笑穂は冗談の分かる性格だ。自分達が馬鹿をすれば、それを窘めはするが、ある程度の範囲内であれば簡素な忠告と、時に少し刺さる毒舌で許してくれる。だのに、何故今回はこうも憤慨しているのかと戸惑いつつ、男子生徒は茶化すように苦々しく笑った。


「じょ……冗談だろ……。マジでキレんなよ鹿子山……」

「五月蝿いって言ってんの……一回で分かれよ、猿頭」


しかし、取り繕う言葉すら、今の笑穂は聞き入れてくれなかった。これ以上喋れば容赦しないと鋭い視線を送り、鞄を担ぎ上げると、笑穂は唖然とする男子達の横をすり抜け、教室を出て行った。

バン!と乱暴な音を立て戸が閉められた後、教室内が暫し沈黙に落ちる。その圧し掛かるような静けさに堪え兼ね、笑穂に噛み付かれた男子生徒が「なんだよあいつ……」と呟くと、近くで部活動の予算について話していた女子生徒が一人。それはそれは大きな溜め息を零した。

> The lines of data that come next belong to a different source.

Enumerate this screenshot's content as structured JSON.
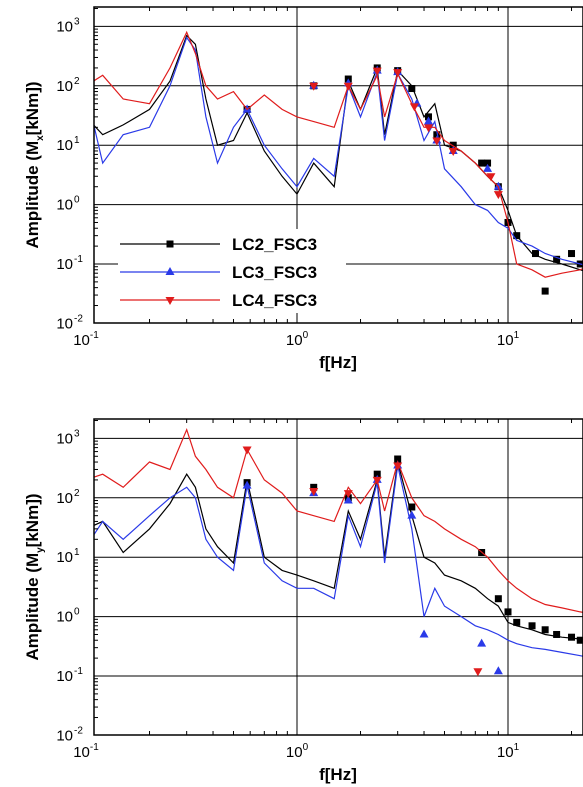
{
  "chart_data": [
    {
      "type": "line",
      "xscale": "log",
      "yscale": "log",
      "xlabel": "f[Hz]",
      "ylabel_main": "Amplitude (M",
      "ylabel_sub": "x",
      "ylabel_tail": "[kNm])",
      "xlim": [
        0.1,
        25
      ],
      "ylim": [
        0.01,
        2000
      ],
      "grid": true,
      "legend": "left-center",
      "x_ticks": [
        {
          "base": "10",
          "exp": "-1",
          "value": 0.1
        },
        {
          "base": "10",
          "exp": "0",
          "value": 1
        },
        {
          "base": "10",
          "exp": "1",
          "value": 10
        }
      ],
      "y_ticks": [
        {
          "base": "10",
          "exp": "-2",
          "value": 0.01
        },
        {
          "base": "10",
          "exp": "-1",
          "value": 0.1
        },
        {
          "base": "10",
          "exp": "0",
          "value": 1
        },
        {
          "base": "10",
          "exp": "1",
          "value": 10
        },
        {
          "base": "10",
          "exp": "2",
          "value": 100
        },
        {
          "base": "10",
          "exp": "3",
          "value": 1000
        }
      ],
      "series": [
        {
          "name": "LC2_FSC3",
          "color": "#000000",
          "marker": "square",
          "x": [
            0.1,
            0.12,
            0.15,
            0.2,
            0.25,
            0.3,
            0.33,
            0.37,
            0.42,
            0.5,
            0.58,
            0.7,
            0.85,
            1.0,
            1.2,
            1.5,
            1.75,
            2.0,
            2.4,
            2.6,
            3.0,
            3.5,
            4.0,
            4.5,
            5.0,
            6.0,
            7.0,
            8.0,
            9.0,
            10.0,
            11.0,
            13.0,
            15.0,
            18.0,
            22.0,
            25.0
          ],
          "y": [
            30,
            15,
            22,
            40,
            120,
            700,
            500,
            60,
            10,
            12,
            35,
            8,
            3,
            1.5,
            5,
            2,
            120,
            40,
            200,
            15,
            180,
            100,
            30,
            50,
            10,
            8,
            5,
            3,
            2,
            0.8,
            0.3,
            0.15,
            0.12,
            0.1,
            0.08,
            0.07
          ],
          "markers_x": [
            0.58,
            1.2,
            1.75,
            2.4,
            3.0,
            3.5,
            4.2,
            4.6,
            5.5,
            7.5,
            8.0,
            9.0,
            10.0,
            11.0,
            13.5,
            15.0,
            17.0,
            20.0,
            22.0
          ],
          "markers_y": [
            40,
            100,
            130,
            200,
            180,
            90,
            30,
            15,
            10,
            5,
            5,
            2,
            0.5,
            0.3,
            0.15,
            0.035,
            0.12,
            0.15,
            0.1
          ]
        },
        {
          "name": "LC3_FSC3",
          "color": "#2a3ae8",
          "marker": "triangle-up",
          "x": [
            0.1,
            0.12,
            0.15,
            0.2,
            0.25,
            0.3,
            0.33,
            0.37,
            0.42,
            0.5,
            0.58,
            0.7,
            0.85,
            1.0,
            1.2,
            1.5,
            1.75,
            2.0,
            2.4,
            2.6,
            3.0,
            3.5,
            4.0,
            4.5,
            5.0,
            6.0,
            7.0,
            8.0,
            9.0,
            10.0,
            11.0,
            13.0,
            15.0,
            18.0,
            22.0,
            25.0
          ],
          "y": [
            80,
            5,
            15,
            20,
            100,
            650,
            400,
            30,
            5,
            20,
            40,
            10,
            4,
            2,
            6,
            3,
            100,
            30,
            170,
            12,
            160,
            60,
            12,
            25,
            4,
            2,
            1,
            0.8,
            0.5,
            0.4,
            0.25,
            0.2,
            0.15,
            0.12,
            0.1,
            0.09
          ],
          "markers_x": [
            0.58,
            1.2,
            1.75,
            2.4,
            3.0,
            3.7,
            4.2,
            4.6,
            5.5,
            8.0,
            9.0
          ],
          "markers_y": [
            40,
            100,
            110,
            180,
            170,
            50,
            25,
            12,
            8,
            4,
            2
          ]
        },
        {
          "name": "LC4_FSC3",
          "color": "#e01c1c",
          "marker": "triangle-down",
          "x": [
            0.1,
            0.12,
            0.15,
            0.2,
            0.25,
            0.3,
            0.33,
            0.37,
            0.42,
            0.5,
            0.58,
            0.7,
            0.85,
            1.0,
            1.2,
            1.5,
            1.75,
            2.0,
            2.4,
            2.6,
            3.0,
            3.5,
            4.0,
            4.5,
            5.0,
            6.0,
            7.0,
            8.0,
            9.0,
            10.0,
            11.0,
            13.0,
            15.0,
            18.0,
            22.0,
            25.0
          ],
          "y": [
            100,
            150,
            60,
            50,
            200,
            800,
            350,
            100,
            60,
            80,
            40,
            70,
            40,
            30,
            25,
            20,
            100,
            40,
            150,
            30,
            160,
            50,
            20,
            20,
            12,
            8,
            5,
            3,
            2,
            0.5,
            0.1,
            0.08,
            0.06,
            0.07,
            0.08,
            0.1
          ],
          "markers_x": [
            1.2,
            1.75,
            2.4,
            3.0,
            3.6,
            4.2,
            4.6,
            5.5,
            8.3,
            9.0
          ],
          "markers_y": [
            100,
            100,
            180,
            170,
            45,
            20,
            12,
            8,
            3,
            1.5
          ]
        }
      ]
    },
    {
      "type": "line",
      "xscale": "log",
      "yscale": "log",
      "xlabel": "f[Hz]",
      "ylabel_main": "Amplitude (M",
      "ylabel_sub": "y",
      "ylabel_tail": "[kNm])",
      "xlim": [
        0.1,
        25
      ],
      "ylim": [
        0.01,
        2000
      ],
      "grid": true,
      "x_ticks": [
        {
          "base": "10",
          "exp": "-1",
          "value": 0.1
        },
        {
          "base": "10",
          "exp": "0",
          "value": 1
        },
        {
          "base": "10",
          "exp": "1",
          "value": 10
        }
      ],
      "y_ticks": [
        {
          "base": "10",
          "exp": "-2",
          "value": 0.01
        },
        {
          "base": "10",
          "exp": "-1",
          "value": 0.1
        },
        {
          "base": "10",
          "exp": "0",
          "value": 1
        },
        {
          "base": "10",
          "exp": "1",
          "value": 10
        },
        {
          "base": "10",
          "exp": "2",
          "value": 100
        },
        {
          "base": "10",
          "exp": "3",
          "value": 1000
        }
      ],
      "series": [
        {
          "name": "LC2_FSC3",
          "color": "#000000",
          "marker": "square",
          "x": [
            0.1,
            0.12,
            0.15,
            0.2,
            0.25,
            0.3,
            0.33,
            0.37,
            0.42,
            0.5,
            0.58,
            0.7,
            0.85,
            1.0,
            1.2,
            1.5,
            1.75,
            2.0,
            2.4,
            2.6,
            3.0,
            3.5,
            4.0,
            4.5,
            5.0,
            6.0,
            7.0,
            8.0,
            9.0,
            10.0,
            11.0,
            13.0,
            15.0,
            18.0,
            22.0,
            25.0
          ],
          "y": [
            30,
            40,
            12,
            30,
            80,
            250,
            150,
            30,
            15,
            8,
            200,
            10,
            6,
            5,
            4,
            3,
            60,
            20,
            200,
            10,
            400,
            50,
            10,
            8,
            5,
            4,
            3,
            2,
            1.5,
            0.8,
            0.7,
            0.6,
            0.5,
            0.45,
            0.42,
            0.4
          ],
          "markers_x": [
            0.58,
            1.2,
            1.75,
            2.4,
            3.0,
            3.5,
            7.5,
            9.0,
            10.0,
            11.0,
            13.0,
            15.0,
            17.0,
            20.0,
            22.0
          ],
          "markers_y": [
            180,
            150,
            100,
            250,
            450,
            70,
            12,
            2,
            1.2,
            0.8,
            0.7,
            0.6,
            0.5,
            0.45,
            0.4
          ]
        },
        {
          "name": "LC3_FSC3",
          "color": "#2a3ae8",
          "marker": "triangle-up",
          "x": [
            0.1,
            0.12,
            0.15,
            0.2,
            0.25,
            0.3,
            0.33,
            0.37,
            0.42,
            0.5,
            0.58,
            0.7,
            0.85,
            1.0,
            1.2,
            1.5,
            1.75,
            2.0,
            2.4,
            2.6,
            3.0,
            3.5,
            4.0,
            4.5,
            5.0,
            6.0,
            7.0,
            8.0,
            9.0,
            10.0,
            11.0,
            13.0,
            15.0,
            18.0,
            22.0,
            25.0
          ],
          "y": [
            15,
            40,
            20,
            50,
            100,
            150,
            100,
            20,
            10,
            6,
            160,
            8,
            4,
            3,
            3,
            2,
            50,
            15,
            180,
            8,
            350,
            30,
            1,
            3,
            1.5,
            1,
            0.7,
            0.6,
            0.5,
            0.4,
            0.35,
            0.3,
            0.28,
            0.25,
            0.22,
            0.2
          ],
          "markers_x": [
            0.58,
            1.2,
            1.75,
            2.4,
            3.0,
            3.5,
            4.0,
            7.5,
            9.0
          ],
          "markers_y": [
            160,
            120,
            90,
            200,
            350,
            50,
            0.5,
            0.35,
            0.12
          ]
        },
        {
          "name": "LC4_FSC3",
          "color": "#e01c1c",
          "marker": "triangle-down",
          "x": [
            0.1,
            0.12,
            0.15,
            0.2,
            0.25,
            0.3,
            0.33,
            0.37,
            0.42,
            0.5,
            0.58,
            0.7,
            0.85,
            1.0,
            1.2,
            1.5,
            1.75,
            2.0,
            2.4,
            2.6,
            3.0,
            3.5,
            4.0,
            4.5,
            5.0,
            6.0,
            7.0,
            8.0,
            9.0,
            10.0,
            11.0,
            13.0,
            15.0,
            18.0,
            22.0,
            25.0
          ],
          "y": [
            200,
            250,
            150,
            400,
            300,
            1400,
            500,
            300,
            150,
            100,
            650,
            200,
            120,
            60,
            50,
            40,
            150,
            80,
            200,
            60,
            400,
            100,
            50,
            40,
            30,
            20,
            15,
            10,
            6,
            4,
            3,
            2,
            1.6,
            1.4,
            1.2,
            1.1
          ],
          "markers_x": [
            0.58,
            1.2,
            1.75,
            2.4,
            3.0,
            7.2
          ],
          "markers_y": [
            650,
            130,
            120,
            200,
            350,
            0.12
          ]
        }
      ]
    }
  ]
}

「ホント、馬鹿だなお前ら。笑穂の前で仁奈の話するだけじゃなく、愛の事まで」

「五日市」


心底呆れたと言うような苦笑を浮かべる女子生徒――五日市藤香(イツカイチ・フジカ)は、彼等が笑穂の逆鱗に触れた上で、不満を抱いているのを見過ごせなかったらしい。
座椅子の背凭れに肘を立て、頬杖を付きながら、藤香はようやっと自分達の失言に気が付き始めた男子らに追い討ちを掛けた。


「愛が休んでた頃、笑穂がどんだけ気落ちしてたか、お前らも見てたろ?その愛が戻ってきたと思ったら、仁奈があぁなって、また愛が学校に来なくなって……。頭も心もぐっちゃぐちゃになってるってのにに、空気読めないこと言うんじゃねーよ」

「……………」

「明日、笑穂に謝っておけよ。それと、仁奈のことを面白そうに話すのも、金輪際やめろ」


藤香の眼は、揃って項垂れる男子達から、斜め後ろの席へと移った。


教員達が、徒に生徒達の不安を煽らぬよう、見世物のようになってしまわぬようにと配慮した為、主を喪った席には花瓶すら置かれていない。つい先日まで、当たり前のように其処にいた実野里仁奈という人間。その痕跡が根こそぎ消えてしまったかのように、彼女の席はがらんどうだ。教科書も、ノートも、ロッカーの中身も、全て彼女の親類が回収し、処分してしまった。

彼女の面影と、校内の其処彼処で渦巻く噂の声が潰えれば、この学校から仁奈の存在は消えて、無くなってしまうだろう。


――自分達も、いつこうなるのか分かったものではない。


藤香は眼を細めると、視線を更に横へ滑らせた。見つめているのは、愛の席だ。

彼女が身を寄せているのがFREAK OUTの人間ならば、愛の不登校に限っては、フリークスに欺かれているのではないだろう。


ならば、彼女の身に何が起きているのか。


さらりと伸びる濃紫色の髪に人差し指を絡めながら、藤香は軽く眼を伏せた。カーテンで閉ざされた窓の向こうに感じる、かの大樹から眼を逸らすように。